While there is some debate as to whether the economy is starting to rebound, the number of foreclosures continues to increase and jeopardize the fragile recovery. An estimated 6.7 million homes already have been lost to foreclosure and that number is expected to reach 13 million by the end of 2014, resulting in about $1 trillion in direct financial losses to borrowers, local governments and financial institutions.

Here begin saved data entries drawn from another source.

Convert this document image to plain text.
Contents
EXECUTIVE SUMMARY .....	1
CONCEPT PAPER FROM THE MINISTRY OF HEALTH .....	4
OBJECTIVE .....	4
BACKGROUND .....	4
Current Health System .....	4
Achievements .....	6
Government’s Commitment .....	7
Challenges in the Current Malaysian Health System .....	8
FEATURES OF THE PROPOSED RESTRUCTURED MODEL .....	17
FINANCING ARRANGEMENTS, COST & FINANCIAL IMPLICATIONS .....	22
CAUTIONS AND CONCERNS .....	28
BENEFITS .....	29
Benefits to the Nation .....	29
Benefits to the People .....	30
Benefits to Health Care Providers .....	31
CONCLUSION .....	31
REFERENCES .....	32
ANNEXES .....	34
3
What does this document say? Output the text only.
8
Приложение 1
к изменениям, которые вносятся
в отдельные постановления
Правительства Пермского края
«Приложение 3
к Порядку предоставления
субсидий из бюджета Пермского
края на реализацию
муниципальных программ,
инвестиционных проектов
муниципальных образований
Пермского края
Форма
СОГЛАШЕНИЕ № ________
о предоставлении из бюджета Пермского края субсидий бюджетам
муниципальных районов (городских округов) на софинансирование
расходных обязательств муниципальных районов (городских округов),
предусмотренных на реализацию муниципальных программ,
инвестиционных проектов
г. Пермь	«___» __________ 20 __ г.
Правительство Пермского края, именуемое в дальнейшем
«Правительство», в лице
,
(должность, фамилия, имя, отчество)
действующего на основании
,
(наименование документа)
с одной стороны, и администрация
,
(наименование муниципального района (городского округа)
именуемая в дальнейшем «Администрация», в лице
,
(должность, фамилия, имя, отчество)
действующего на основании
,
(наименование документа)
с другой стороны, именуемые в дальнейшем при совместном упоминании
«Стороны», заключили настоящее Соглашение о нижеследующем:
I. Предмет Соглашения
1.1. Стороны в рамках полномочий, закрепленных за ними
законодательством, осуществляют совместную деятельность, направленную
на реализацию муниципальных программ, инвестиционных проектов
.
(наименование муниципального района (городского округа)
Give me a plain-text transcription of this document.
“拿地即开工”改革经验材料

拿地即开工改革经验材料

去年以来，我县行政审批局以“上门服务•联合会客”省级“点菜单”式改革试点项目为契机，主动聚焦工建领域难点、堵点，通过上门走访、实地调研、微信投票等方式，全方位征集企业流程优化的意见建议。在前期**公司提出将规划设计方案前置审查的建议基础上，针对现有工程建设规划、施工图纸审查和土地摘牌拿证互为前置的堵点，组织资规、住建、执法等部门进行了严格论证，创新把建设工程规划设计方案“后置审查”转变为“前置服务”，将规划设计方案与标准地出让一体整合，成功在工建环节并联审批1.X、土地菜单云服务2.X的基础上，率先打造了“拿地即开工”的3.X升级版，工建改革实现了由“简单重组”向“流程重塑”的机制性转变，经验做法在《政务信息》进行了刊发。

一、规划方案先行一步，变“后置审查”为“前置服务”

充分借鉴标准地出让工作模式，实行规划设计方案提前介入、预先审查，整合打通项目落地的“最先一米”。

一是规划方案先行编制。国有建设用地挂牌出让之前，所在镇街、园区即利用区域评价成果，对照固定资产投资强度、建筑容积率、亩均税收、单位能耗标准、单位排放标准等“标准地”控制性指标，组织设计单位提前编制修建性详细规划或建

The National Association of Consumer Bankruptcy Attorneys (“NACBA”) has made a proposal for an alternative to the present HAMP mortgage modification and it is called the Principal Paydown Plan. The Principal Paydown Plan (which is not currently law) would allow underwater homeowners who file Chapter 13 bankruptcy to apply all of their monthly mortgage payments to principal for five years by reducing the interest on their loan to zero percent during their bankruptcy. Under the present system, whether or not a debtor can qualify for mortgage modification is in the hands of the lender. This would dramatically reduce negative home equity, which virtually every housing economist has cited as the leading factor pushing up home foreclosures nationwide.